When police ultimately sought advice in 2011, it was not to ensure the integrity of the criminal justice or the protection of convictions, but due to concerns the use of Lawyer X would be exposed and their own reputations would thereby be tarnished.
It was around this time that the Petra taskforce sought to use Ms Gobbo as a witness over the murder of police informer Terence Hodson and his wife, Christine, in 2004.
However, the main concern was that Gobbo’s evidence would include the disclosure of her years of being a police informant.
Failure of senior police
Assistant Commissioner Paterson agreed that the “highest echelons” of Victoria Police knew about the use of Ms Gobbo yet did nothing to prevent the dangerous abuse of the rule of law.

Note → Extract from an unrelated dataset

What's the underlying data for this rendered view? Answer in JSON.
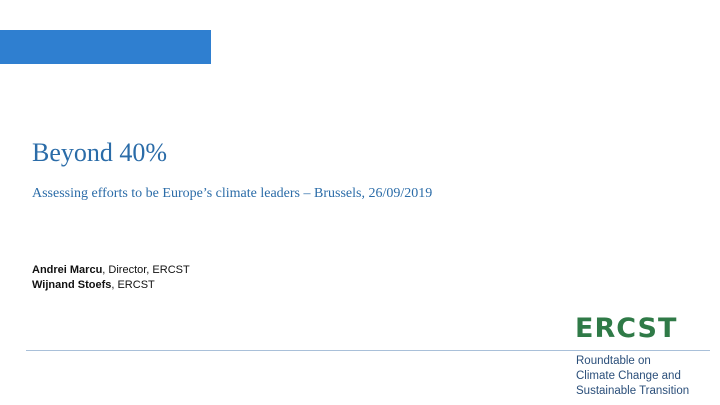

He testified that he assumed then-Commissioner Christine Nixon knew about the arrangement and that the concerns of junior members of the force were raised with Simon Overland, then Assistant Commissioner. Mr Overland was later promoted to the role of Chief Commissioner.
Under questioning by Counsel Assisting the Commission, Chris Winneke QC, Assistant Commissioner Paterson agreed the concerns of the junior officers were ignored, claiming he was “very surprised” about this.

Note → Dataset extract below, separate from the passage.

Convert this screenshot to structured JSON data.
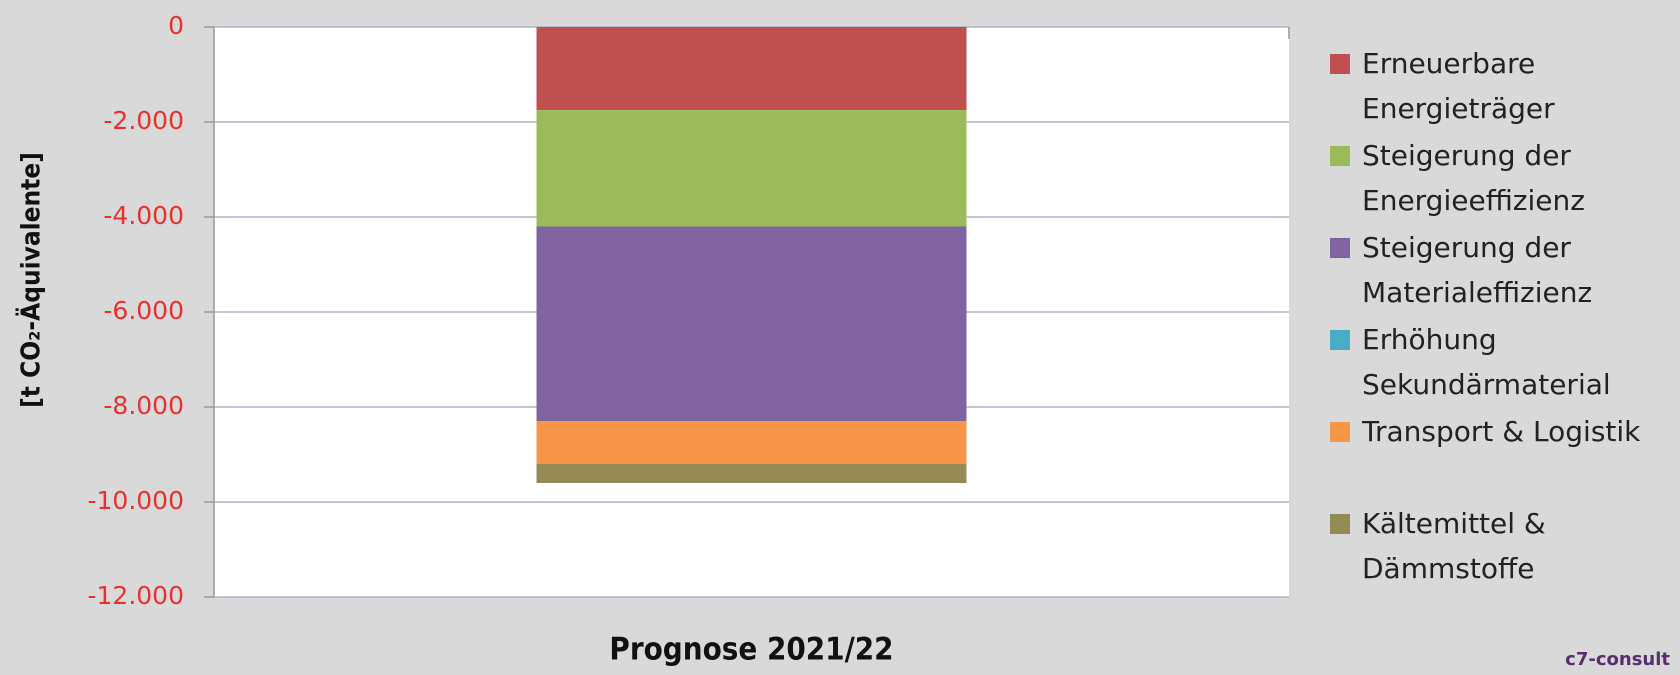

“My expectation would be that they were fully informed and making themselves aware of all the matters,” he testified.
The plot thickens
The Commission also heard that Victorian Police attempted to conceal Ms Gobbo’s relationship with Paul Dale, a Detective in Drug Squad Victoria.
Gobbo and Dale were in contact in 2003 when drugs and cash were taken from an East Oakleigh drug house linked to Tony Mokbel.
Charges against Mr Dale were dropped when the key witness against him, Mr Hodson, was murdered.
Mr Winneke questioned why this “significant history” was left out of Assistant Commissioner Paterson’s statement to the Commission.
He answered that he was only providing a “summary” to the Commission and that detailing the whole relationship between Ms Gobbo and police would require “volumes”.
Internal police reports
The Commission has further been informed about the contents of two reports into the handling of Lawyer X; a 2012 report by former Police Chief Commissioner Neil Comrie and a 2015 report by the Independent Broad-based Anti-corruption Commission (IBAC).
Mr Comrie labelled Victoria police “grossly inadequate” in their assessment of the risks involved in using Ms Gobbo as an informant.
He found that police handlers encouraged Ms Gobbo to provide information that was clearly protected by legal professional privilege, and that there was no proper risk assessment.
He remarked, “Victoria Police’s Legal Services department should have been consulted at the outset and the advice should have been reflected in the risk assessment.”
The Commission was told that Mr Comrie’s report found that former Assistant Commissioner Dannye Moloney told Mr Overland of the risks of using Ms Gobbo as an informant, but Overland did nothing about it.
The saga is indeed suggestive of the lengths Victoria Police were willing to go to undermine the integrity of the criminal justice system.